ビッグイベントが続くチャイニーズプール
6月26日〜28日には日本初のヘイボールトーナメントも開催
WPAとタッグを組み、ビリヤードのオリンピック正式競技入りを目指しているJOYの『ヘイボール』、アジア圏だけでなく世界各国からプールプレイヤーが参戦中のDUYAが主催する『ゴールデンナイン』、さらには『康溪盛世/星牌』がスタートさせた『華彩台球』。これらは全て中国のビリヤードテーブルメーカーが主導する、チャイニーズプールの競技形態だ。

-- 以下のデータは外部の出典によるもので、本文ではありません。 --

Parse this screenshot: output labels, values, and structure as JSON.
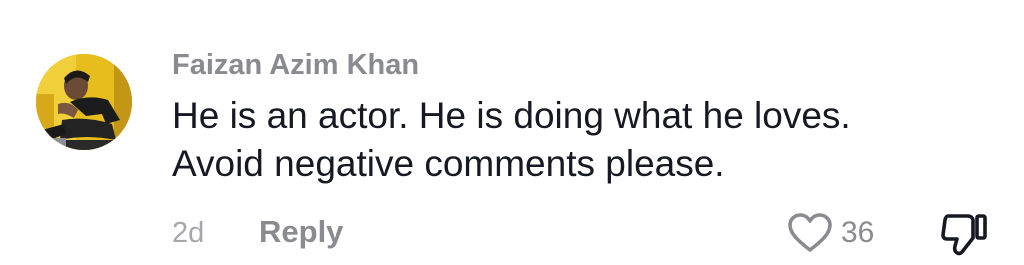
{
  "comment": {
    "author": "Faizan Azim Khan",
    "text_lines": [
      "He is an actor. He is doing what he loves.",
      "Avoid negative comments please."
    ],
    "time_ago": "2d",
    "reply_label": "Reply",
    "like_count": "36",
    "avatar_icon": "user-avatar-photo",
    "like_icon": "heart-outline-icon",
    "dislike_icon": "thumbs-down-icon"
  },
  "colors": {
    "username": "#8a8b91",
    "text": "#161823",
    "meta": "#a6a7ab",
    "icon": "#8a8b91"
  }
}
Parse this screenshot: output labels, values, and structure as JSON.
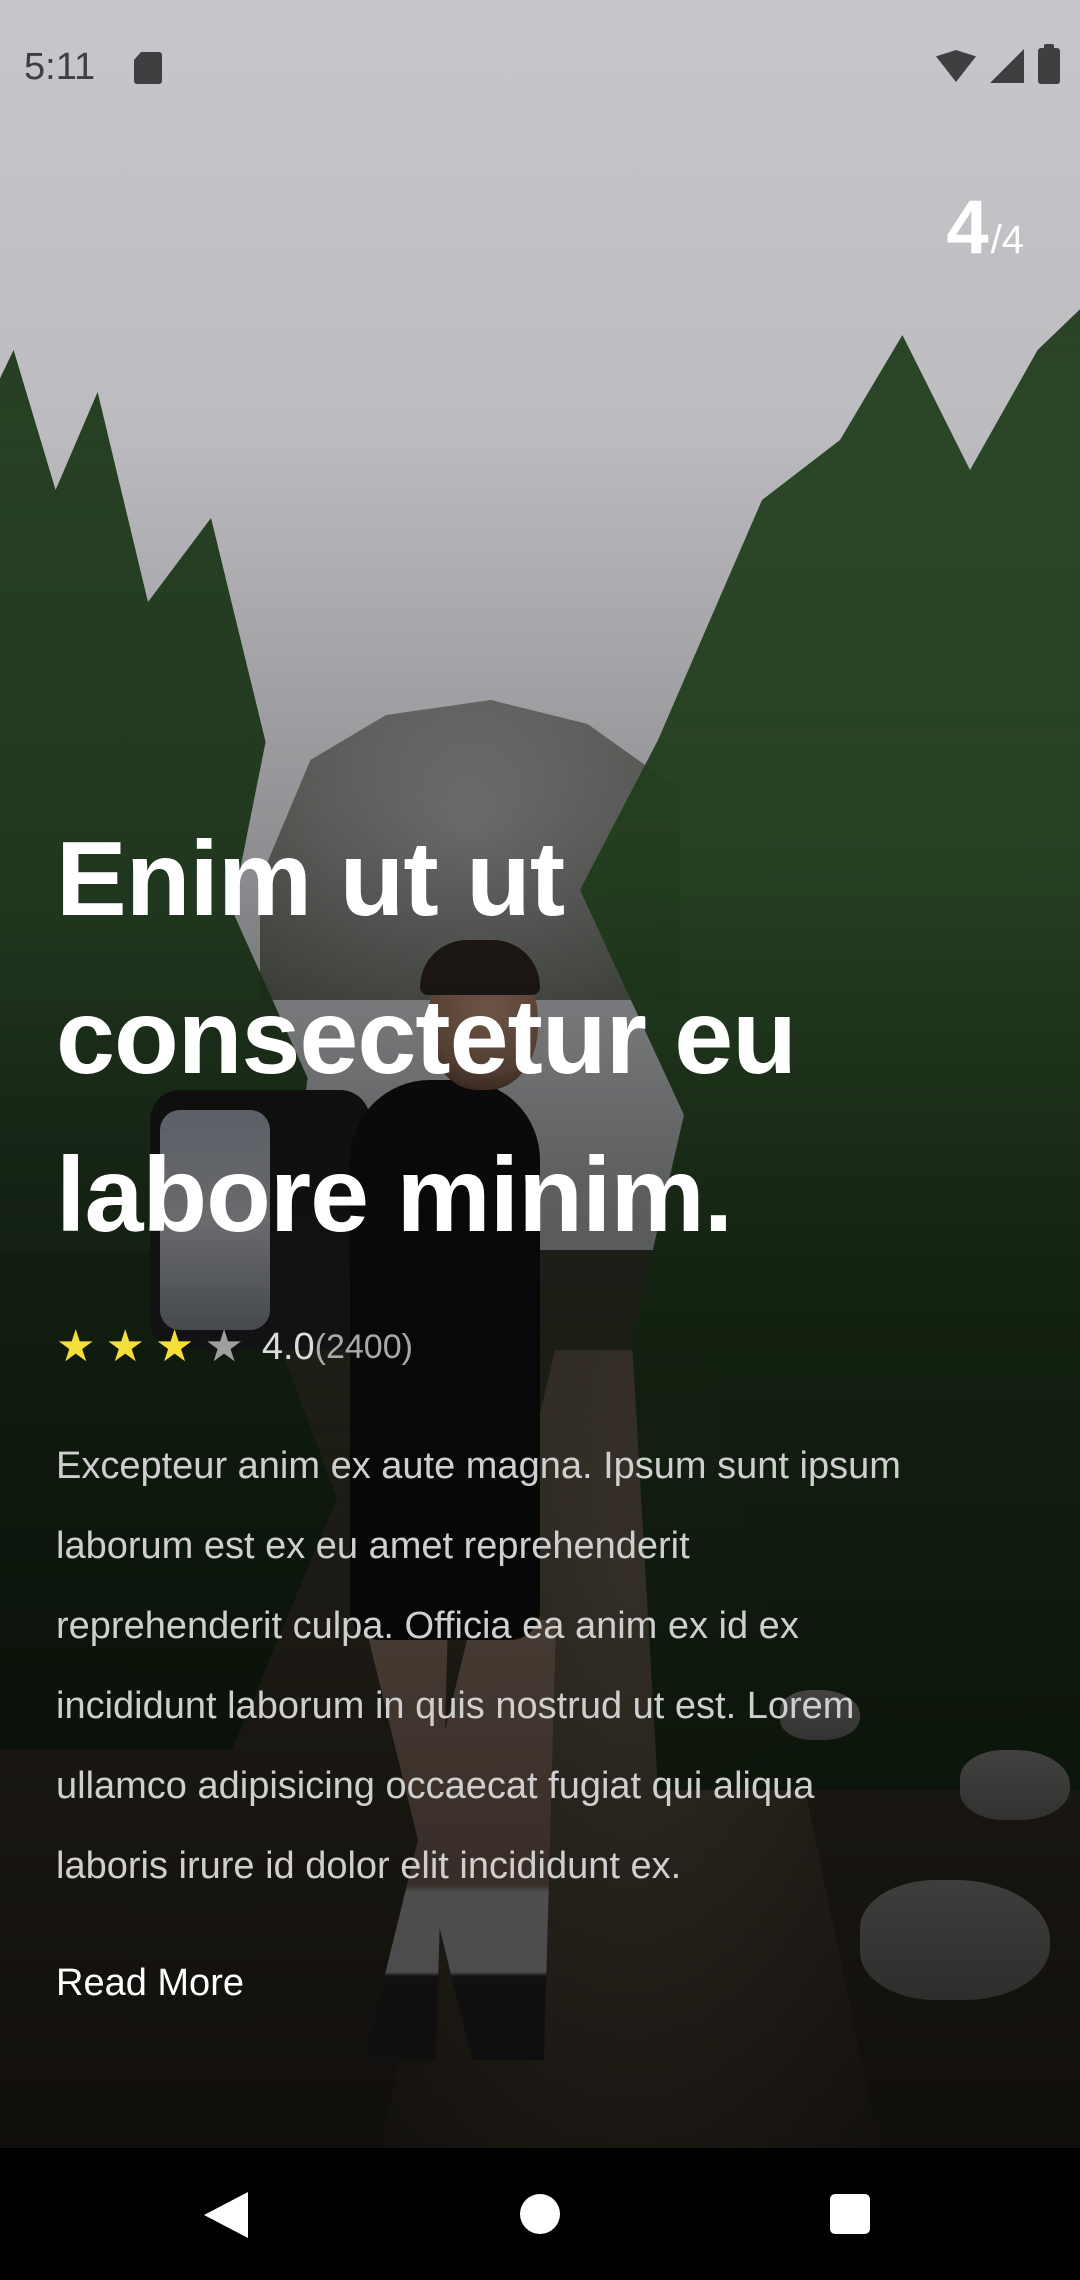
{
  "status_bar": {
    "time": "5:11",
    "icons": [
      "sd-card-icon",
      "wifi-icon",
      "cell-signal-icon",
      "battery-icon"
    ]
  },
  "pager": {
    "current": "4",
    "total": "/4"
  },
  "article": {
    "title": "Enim ut ut consectetur eu labore minim.",
    "rating": {
      "stars_filled": 3,
      "stars_total": 4,
      "value": "4.0",
      "count": "(2400)"
    },
    "description": "Excepteur anim ex aute magna. Ipsum sunt ipsum laborum est ex eu amet reprehenderit reprehenderit culpa. Officia ea anim ex id ex incididunt laborum in quis nostrud ut est. Lorem ullamco adipisicing occaecat fugiat qui aliqua laboris irure id dolor elit incididunt ex.",
    "read_more_label": "Read More"
  },
  "colors": {
    "star_filled": "#f5dd3a",
    "star_empty": "#9e9e9e",
    "text_primary": "#ffffff",
    "text_secondary": "#cfcfcf"
  },
  "nav_bar": {
    "icons": [
      "back-icon",
      "home-icon",
      "recents-icon"
    ]
  }
}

まずヘイボールと華彩台球は、通常のプールのエイトボールを基にしており、ゴールデンナインの基本的なルールはナインボール。その姿を借りながら、それぞれがオリジナルのルールで味付けをしており、サイズがプール、仕様がスヌーカーという、ハイブリッドな専用のテーブルを使用しながら独自のビッグイベントを次々に開催し、ワールドプールシーンの大きなトレンドとなっている。

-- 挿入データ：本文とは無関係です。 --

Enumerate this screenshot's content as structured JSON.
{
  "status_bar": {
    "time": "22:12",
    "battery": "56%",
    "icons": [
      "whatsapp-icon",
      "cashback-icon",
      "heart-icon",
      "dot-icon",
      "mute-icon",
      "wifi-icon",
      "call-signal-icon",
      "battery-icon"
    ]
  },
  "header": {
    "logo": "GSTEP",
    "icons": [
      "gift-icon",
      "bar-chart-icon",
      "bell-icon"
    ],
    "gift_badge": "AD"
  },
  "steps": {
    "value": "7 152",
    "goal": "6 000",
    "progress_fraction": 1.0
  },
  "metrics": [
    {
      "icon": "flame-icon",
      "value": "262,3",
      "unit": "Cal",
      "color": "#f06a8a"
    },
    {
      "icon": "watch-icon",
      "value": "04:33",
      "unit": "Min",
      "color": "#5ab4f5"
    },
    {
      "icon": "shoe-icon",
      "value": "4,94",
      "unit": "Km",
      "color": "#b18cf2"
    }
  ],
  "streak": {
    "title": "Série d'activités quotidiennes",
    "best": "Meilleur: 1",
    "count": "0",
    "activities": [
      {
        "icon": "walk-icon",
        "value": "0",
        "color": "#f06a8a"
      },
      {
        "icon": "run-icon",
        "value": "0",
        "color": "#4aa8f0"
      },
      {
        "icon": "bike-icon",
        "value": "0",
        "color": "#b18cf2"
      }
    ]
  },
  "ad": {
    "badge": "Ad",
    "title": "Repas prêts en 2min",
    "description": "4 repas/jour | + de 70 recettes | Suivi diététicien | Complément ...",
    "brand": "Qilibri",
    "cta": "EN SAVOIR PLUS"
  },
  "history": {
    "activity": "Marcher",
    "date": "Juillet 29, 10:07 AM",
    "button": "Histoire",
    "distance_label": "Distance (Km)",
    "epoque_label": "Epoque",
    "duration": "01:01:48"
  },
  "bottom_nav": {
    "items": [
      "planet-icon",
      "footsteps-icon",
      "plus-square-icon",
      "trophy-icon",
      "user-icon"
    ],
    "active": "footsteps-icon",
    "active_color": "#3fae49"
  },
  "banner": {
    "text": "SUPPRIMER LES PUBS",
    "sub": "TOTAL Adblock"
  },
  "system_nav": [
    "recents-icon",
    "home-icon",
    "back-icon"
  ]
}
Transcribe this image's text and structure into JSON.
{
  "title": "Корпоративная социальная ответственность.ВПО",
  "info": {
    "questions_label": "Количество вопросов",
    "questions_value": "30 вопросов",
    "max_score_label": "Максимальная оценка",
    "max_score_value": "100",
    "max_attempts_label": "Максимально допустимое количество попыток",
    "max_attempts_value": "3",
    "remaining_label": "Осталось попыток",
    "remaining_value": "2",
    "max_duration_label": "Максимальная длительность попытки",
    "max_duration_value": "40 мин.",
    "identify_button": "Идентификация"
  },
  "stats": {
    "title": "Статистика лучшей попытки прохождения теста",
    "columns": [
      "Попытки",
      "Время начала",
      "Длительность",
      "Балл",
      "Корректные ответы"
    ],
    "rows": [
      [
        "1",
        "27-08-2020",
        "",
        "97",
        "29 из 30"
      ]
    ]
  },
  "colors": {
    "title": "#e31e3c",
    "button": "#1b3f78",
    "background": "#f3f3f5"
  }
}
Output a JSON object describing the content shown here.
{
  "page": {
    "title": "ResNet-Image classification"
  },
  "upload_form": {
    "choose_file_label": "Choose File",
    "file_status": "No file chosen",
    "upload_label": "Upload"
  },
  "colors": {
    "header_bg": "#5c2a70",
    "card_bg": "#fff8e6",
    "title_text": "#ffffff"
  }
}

その中で現在進行中なのが賞金総額1,078万元(約2億3,000万円)、優勝賞金500万元(約1億円)の『”GOLDLION CUP & KANGXISHENGSHI & LIBER WIN CLOTH” 2026 HUACAI WORLD OPEN』(2026華彩ワールドオープン)で、8日(月)に行われる決勝戦に向けて決勝トーナメントが進行中だ。

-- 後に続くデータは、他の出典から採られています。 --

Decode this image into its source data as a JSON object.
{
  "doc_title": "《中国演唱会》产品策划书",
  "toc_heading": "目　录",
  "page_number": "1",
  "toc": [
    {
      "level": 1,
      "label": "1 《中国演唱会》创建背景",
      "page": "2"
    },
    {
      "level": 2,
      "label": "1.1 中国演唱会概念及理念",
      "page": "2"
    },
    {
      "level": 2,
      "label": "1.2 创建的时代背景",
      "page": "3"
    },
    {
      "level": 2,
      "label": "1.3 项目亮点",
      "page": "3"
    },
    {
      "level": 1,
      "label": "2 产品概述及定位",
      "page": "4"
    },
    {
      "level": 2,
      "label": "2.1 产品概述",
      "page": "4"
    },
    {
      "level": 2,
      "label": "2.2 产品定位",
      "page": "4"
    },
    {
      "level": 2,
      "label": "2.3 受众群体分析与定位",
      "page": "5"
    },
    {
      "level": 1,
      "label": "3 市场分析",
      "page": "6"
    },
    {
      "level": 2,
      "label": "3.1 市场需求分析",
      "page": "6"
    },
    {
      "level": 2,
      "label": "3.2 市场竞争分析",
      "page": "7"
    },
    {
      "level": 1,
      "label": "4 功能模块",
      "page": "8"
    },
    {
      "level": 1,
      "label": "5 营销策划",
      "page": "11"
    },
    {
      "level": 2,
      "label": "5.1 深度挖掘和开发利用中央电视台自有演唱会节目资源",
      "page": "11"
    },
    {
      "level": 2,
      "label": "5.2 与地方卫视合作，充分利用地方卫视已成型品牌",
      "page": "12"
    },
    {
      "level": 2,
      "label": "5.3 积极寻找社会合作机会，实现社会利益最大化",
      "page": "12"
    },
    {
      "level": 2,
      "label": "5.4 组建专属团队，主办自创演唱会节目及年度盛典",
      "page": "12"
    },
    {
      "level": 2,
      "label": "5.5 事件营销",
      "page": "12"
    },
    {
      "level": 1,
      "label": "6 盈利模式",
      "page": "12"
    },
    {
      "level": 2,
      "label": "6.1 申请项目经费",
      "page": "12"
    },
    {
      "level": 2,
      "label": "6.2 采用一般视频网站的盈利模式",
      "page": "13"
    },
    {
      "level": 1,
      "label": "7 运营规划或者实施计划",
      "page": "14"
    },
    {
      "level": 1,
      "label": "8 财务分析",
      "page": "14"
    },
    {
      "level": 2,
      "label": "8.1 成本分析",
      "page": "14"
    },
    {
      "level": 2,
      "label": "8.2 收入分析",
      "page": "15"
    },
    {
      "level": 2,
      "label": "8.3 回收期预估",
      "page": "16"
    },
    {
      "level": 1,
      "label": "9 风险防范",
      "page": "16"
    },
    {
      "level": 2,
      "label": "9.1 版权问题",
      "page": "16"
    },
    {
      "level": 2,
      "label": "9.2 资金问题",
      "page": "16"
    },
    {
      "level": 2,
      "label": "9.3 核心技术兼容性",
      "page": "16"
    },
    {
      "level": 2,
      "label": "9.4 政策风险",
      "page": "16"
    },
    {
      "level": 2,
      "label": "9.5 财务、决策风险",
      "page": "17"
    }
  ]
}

世界中にファンを持ち、本業であるスヌーカーの世界ではすでにレジェンドの域にあるロニー・オサリバンが招待選手として参戦しているこの大会には、日本からも『日本プロポケットビリヤード連盟』(JPBA)所属のジュリアン・セラディラ、奥田玲生、福田豊アマの3名が出場したが残念ながらすでに敗退している。
そして17日(水)に本戦・ステージ2がスタートするのが、現在年間を通じて優勝賞金4,000万円のトーナメントを4回開催、その他にもアジア圏での大会、学生・ジュニアなど様々な大会を行っている『ゴールデンナイン』の、2025年-2026年シーズンを締めくくる『BEIJING 2025-2026 DUYA LEGENDS TOUR GOLDEN NINE GLOBAL FINALS』(ゴールデンナイングローバルファイナルズ)。
ゴールデンファイナルの前哨戦となったトーナメントでは、プール最強国フィリピンのトップスター、ヨハン・チュアが優勝
この大会は、地元中国のチャイニーズプールのトップスターが顔を揃え、さらに日本を含めた海外勢も大挙参戦する、賞金総額1,085万元(約2億3,000万円)、優勝賞金500万元(約1億円)、約2週間にわたる一大イベントで、今大会を含めたゴールデンナインは現在、WPAの承認トーナメントとなっている。
このように、ワールドプールシーンを席巻する勢いで広がり続けているチャイニーズプールだが、その流れは確実に日本にも届いている。昨年11月には日本初のゴールデンナイントーナメントが開催され、ここから杉山功起、谷みいな(ともにJPBA)が、翌年の2月に行われた中国での4,000万円トーナメントにチャレンジ。そしてこの6月25日〜28日(木〜日)にはこちらも日本初となるヘイボールトーナメントが行われる予定となっている。
5月「日本国内におけるヘイボールの普及・発展を目的」として設立された『一般社団法人日本HeyBall協会(JHBA)』が主催する『JOY JAPAN HeyBall Cup』(ジョイジャパンヘイボールカップ)は賞金総額150万円。25日〜27日までの3日間は埼玉県内でJOYテーブルが設置された2箇所のビリヤード場で予選が行われ、28日には16名による決勝トーナメントが、東京タワーB1のイベントスペースに特設会場が組まれて行われることとなっている。
世界規模の連携と圧倒的な資金力を背景に、オリンピック正式競技入りを見据えて進むダイナミックなイノベーションの行方と、国内でも具体化し始めたチャイニーズプールの動き。この新たな潮流が、日本のビリヤード界にどのような影響をもたらしていくのか。Billiard Web CUE’Sでは、今後もその展開に注目していく。